Tuesday, 26 October 2010

The risks are next year's story, peeps

UK GDP data for the third quarter came in much stronger than the market consensus of 0.4%. The actual increase was 0.8%, after a 1.2% gain in Q2. (Kudos to RBS, whose forecasters called it exactly right). So far this year, the economy has been growing at an annual rate of over 3%, above its long term trend.

There's been a small amount of "yes, but" commentary from the media, mostly focusing on the fact that "it's all about construction, which is still recovering from the tough winter". It isn't, though: construction accounted for only one-rhird of the quarterly rise in GDP. Manufacturing and services also performed very respectably.

The more common reaction, however, has been to suggest that the data mean that the economy will avoid the feared "double dip" recession -- a view that's almost as ludicrous as the media's usual doom-and-gloom. Look, children, I'll spell it out for you one more time. Growth will remain positive through the end of the year -- in fact, Q4 could be surprisingly strong, as people try to make big-ticket purchases before VAT goes up in early January.

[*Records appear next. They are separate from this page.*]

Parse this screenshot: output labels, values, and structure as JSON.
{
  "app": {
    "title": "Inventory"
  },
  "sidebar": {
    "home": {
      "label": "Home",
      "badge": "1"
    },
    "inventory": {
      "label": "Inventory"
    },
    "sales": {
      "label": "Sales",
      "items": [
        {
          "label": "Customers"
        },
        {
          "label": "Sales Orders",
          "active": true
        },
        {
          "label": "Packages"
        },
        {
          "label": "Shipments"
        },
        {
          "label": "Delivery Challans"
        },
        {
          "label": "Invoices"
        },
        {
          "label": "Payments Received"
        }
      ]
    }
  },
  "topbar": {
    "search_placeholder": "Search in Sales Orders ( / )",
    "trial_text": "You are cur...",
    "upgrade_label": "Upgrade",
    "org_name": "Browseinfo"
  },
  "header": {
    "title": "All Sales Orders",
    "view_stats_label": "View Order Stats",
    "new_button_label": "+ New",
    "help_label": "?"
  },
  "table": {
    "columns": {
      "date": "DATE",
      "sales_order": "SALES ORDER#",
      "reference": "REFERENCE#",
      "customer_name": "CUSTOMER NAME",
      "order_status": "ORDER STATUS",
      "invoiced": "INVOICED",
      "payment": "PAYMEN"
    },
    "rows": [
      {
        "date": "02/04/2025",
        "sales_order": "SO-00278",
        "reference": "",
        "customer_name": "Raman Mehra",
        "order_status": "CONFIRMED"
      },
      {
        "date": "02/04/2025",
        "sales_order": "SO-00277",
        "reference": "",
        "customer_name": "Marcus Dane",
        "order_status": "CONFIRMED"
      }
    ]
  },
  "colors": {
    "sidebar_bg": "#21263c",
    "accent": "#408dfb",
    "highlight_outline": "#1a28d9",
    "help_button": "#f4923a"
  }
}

The risk of a double-dip will be strongest in the first couple of quarters of 2011, as the VAT hike takes its toll and spending cuts really start to be felt (as opposed to just being talked about, as they are at the moment).

I'd be a bit surprised if we meet the technical definition of a recession -- two declining quarters in a row -- but early 2011 is when it could happen. All the rhetoric of recent months about an imminent double dip, with The Times at its forefront, has been based on very poor analysis indeed.